Achieving the 2025 Advocacy Targets

What are the 2025 Broadband Advocacy Targets?

The seven Advocacy Targets of the Broadband Commission reflect ambitious and aspirational goals and function as a policy and programmatic guide for national and international action in broadband development. Starting initially with four connectivity goals established in 2011, the Targets were expanded to five in 2013, with the addition of the gender equality goal, and eventually to seven in 2018.

How is progress tracked?

The Commission tracks progress on the Targets in its annual flagship State of Broadband Reports and through its annual Target Update Campaign. Utilizing a variety of data sources, progress is estimated on these goals and multistakeholder policy recommendations are developed to suggest how to achieve them. The Commission’s Working Groups also address themes related to these targets to provide more in-depth analysis and detailed recommendations for all stakeholders. The Targets map directly onto the UN Secretary-General’s Digital Cooperation Roadmap areas of actions. 


By 2025, all countries should have a funded National Broadband Plan (NBP) or strategy, or include broadband in their Universal Access and Service (UAS) Definition

155 countries had a national broadband plan or other digital strategic document emphasizing broadband in 2022, down from 165 in 2021. The number of economies with a broadband plan has slightly decreased over the past year as plans have expired and haven’t been renewed in some countries. While a plan is a useful starting point, it is important to know how well they are operationalized. An ITU report on financing universal access highlights the need for a change in thinking including alternative funding models as a way forward to “Universal Service and Access Fund 2.0”. The scope of such funding could also extend beyond infrastructure to digital transformation including targeting underserved groups such as women and girls, people with disabilities and the elderly regardless of where they live.  


By 2025, entry-level broadband services should be made affordable in low- and middle-income countries at less than 2% of monthly Gross National Income (GNI) per capita

According to the ITU’s 2022 Facts and Figures report, where data are available for both 2021 and 2022, more economies met the two percent affordability target for all five baskets of ICT services in 2022 than did so in 2021. Thus, 103 economies met the target with respect to the data-only mobile broadband basket in 2022 and 71 economies met the target with the fixed broadband basket (in each case 7 more than in 2021).

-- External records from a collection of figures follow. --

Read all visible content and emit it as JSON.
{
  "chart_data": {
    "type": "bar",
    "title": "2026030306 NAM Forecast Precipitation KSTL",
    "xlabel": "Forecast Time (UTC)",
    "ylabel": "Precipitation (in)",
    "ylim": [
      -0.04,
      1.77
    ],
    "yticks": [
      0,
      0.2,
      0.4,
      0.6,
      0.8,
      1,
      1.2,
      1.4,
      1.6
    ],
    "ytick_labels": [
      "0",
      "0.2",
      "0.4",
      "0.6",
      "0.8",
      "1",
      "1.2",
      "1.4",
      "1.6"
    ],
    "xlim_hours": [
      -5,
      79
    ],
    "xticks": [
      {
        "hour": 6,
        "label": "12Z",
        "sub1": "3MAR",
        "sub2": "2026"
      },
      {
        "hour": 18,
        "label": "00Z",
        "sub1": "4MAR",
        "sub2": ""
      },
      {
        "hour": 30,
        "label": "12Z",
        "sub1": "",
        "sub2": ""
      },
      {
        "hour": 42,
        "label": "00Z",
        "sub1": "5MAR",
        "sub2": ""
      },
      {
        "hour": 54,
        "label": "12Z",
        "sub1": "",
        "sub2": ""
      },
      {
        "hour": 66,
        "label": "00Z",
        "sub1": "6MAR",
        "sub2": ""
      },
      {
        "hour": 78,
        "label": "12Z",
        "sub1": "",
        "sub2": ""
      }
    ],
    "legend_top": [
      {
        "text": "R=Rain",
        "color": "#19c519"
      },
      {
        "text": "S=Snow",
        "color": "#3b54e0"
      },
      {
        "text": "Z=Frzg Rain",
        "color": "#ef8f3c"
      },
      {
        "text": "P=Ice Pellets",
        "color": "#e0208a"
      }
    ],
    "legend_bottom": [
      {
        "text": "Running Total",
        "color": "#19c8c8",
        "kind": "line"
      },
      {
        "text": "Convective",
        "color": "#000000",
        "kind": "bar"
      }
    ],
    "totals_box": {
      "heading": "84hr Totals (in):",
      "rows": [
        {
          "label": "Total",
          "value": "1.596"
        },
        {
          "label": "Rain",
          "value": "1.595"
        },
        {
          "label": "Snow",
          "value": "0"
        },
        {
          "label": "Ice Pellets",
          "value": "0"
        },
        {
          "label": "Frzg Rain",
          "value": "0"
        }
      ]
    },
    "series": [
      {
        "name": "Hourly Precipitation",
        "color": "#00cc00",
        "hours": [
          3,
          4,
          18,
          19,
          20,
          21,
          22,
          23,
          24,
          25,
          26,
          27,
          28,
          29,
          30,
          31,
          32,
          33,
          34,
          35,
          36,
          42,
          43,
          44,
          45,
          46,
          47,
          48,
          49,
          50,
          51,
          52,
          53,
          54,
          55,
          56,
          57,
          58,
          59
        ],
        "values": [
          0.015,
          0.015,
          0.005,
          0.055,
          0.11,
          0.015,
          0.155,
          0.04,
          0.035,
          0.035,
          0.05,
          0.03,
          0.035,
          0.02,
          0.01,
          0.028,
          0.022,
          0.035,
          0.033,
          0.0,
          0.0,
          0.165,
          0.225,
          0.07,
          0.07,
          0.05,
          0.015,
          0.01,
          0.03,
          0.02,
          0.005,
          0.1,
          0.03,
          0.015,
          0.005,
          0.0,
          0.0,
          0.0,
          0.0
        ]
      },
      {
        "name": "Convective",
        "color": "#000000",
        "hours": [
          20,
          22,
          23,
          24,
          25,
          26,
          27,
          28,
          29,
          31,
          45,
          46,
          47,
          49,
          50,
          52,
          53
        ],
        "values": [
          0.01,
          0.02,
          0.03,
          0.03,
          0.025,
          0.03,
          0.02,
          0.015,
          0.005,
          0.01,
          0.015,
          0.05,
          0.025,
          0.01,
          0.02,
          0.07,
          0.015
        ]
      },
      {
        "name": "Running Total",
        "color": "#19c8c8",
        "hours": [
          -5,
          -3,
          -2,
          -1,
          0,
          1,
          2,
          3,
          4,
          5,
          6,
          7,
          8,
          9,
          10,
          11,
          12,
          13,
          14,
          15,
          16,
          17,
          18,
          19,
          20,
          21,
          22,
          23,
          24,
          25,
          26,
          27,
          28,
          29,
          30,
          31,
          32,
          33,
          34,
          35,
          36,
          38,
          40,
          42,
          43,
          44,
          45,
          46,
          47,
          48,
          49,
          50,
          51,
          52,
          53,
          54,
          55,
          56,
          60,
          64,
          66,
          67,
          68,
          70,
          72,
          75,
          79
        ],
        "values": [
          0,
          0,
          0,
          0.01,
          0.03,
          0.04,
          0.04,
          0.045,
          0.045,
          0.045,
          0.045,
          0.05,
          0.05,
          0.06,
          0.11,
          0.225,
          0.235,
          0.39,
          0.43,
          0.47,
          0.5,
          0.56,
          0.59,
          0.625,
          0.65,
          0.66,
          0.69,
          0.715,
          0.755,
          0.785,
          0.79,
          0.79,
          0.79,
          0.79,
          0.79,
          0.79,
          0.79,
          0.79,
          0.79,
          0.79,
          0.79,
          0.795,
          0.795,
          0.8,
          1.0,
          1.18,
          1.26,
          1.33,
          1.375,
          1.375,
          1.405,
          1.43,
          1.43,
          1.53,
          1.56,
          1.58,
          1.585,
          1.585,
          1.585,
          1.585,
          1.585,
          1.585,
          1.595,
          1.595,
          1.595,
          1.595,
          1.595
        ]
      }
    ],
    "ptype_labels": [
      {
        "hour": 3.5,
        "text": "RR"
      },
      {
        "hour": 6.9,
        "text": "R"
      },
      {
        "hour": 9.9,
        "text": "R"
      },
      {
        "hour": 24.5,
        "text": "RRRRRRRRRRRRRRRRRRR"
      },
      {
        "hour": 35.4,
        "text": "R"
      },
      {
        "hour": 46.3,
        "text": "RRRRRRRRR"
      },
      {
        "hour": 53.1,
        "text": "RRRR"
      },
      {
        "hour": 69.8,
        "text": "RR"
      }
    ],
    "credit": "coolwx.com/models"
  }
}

By 2025, broadband-Internet user penetration should reach: i) 75% worldwide; ii) 65% in low- and middle-income countries; and iii) 35% in least developed countries

ITU data find that Internet penetration grew as a result of the pandemic. Internet use grew to an estimated 66 per cent up 6.1 per cent over 2021, up from 5.1 per cent for 2020-2021, but pales in comparison with the 11 per cent for 2019-2020 seen at the beginning of the COVID-19 pandemic. That leaves 2.7 billion people offline, showing just how much remains to be done if the target of universal and meaningful connectivity that the world set itself for 2030 is to be reached. 


By 2025, 60% of youth and adults should have achieved at least a minimum level of proficiency in sustainable digital skills

Digital literacy is one of the main causes of digital exclusion and often among the top answers when people are surveyed about why they do not use the Internet. According to the latest available data from the ITU, the relatively low level of skills in countries providing data contrasts against their high share of overall Internet use – 86%. This gap between individuals using the Internet and those with digital skills demonstrates that many may be using the Internet without being able to fully benefit from it or avoid its dangers.


By 2025, 40% of the world’s population should be using digital financial services

Digital financial services present a tremendous opportunity to swiftly increase the number of people using the Internet and extend access to the social and economic benefits of digital resources. According to the latest data from the World Bank’s FINDEX survey, 64% of people aged 15 years and older made and/or received digital payments in 2021. This figure exceeds the target of 40% on a global basis. While low and lower middle-income countries and South Asia have not yet reached the target, they are on track to achieve it by 2025.


By 2025, improve connectivity of micro-, small- and medium sized enterprises (MSMEs) by 50%, by sector

Many MSMEs, particularly in low- and middle-income nations, were caught off-guard following the introduction of quarantines. With no broadband Internet access, they were unable to pivot swiftly to online operations to sell products and services. Connectivity data disaggregated by enterprise size is widely available for high-income nations, although not always for micro-enterprises. For most low- and middle-income nations, even aggregated data on total enterprises with Internet access is not available, let alone by sector. Hence it is difficult to gauge the severity of the problem.


By 2025, gender equality should be achieved across all targets

According to the latest ITU estimates, 69% of men were using the Internet in 2022 compared to 63% of women. Gender parity increased from 0.90 in 2019 to 0.92 in 2022. Some regions and income groups have reached gender parity in Internet use including high-income countries, SIDS, the Americas, CIS countries and Europe. The substantial gender gap in mobile Internet use in LMICs had been improving previously, driven primarily by South Asia where it decreased significantly from 67% in 2017 to 36% in 2020, according to GSMA. However, notable gender gaps in mobile Internet access persist in LMICs, and in some countries, the mobile Internet gender gap has even increased.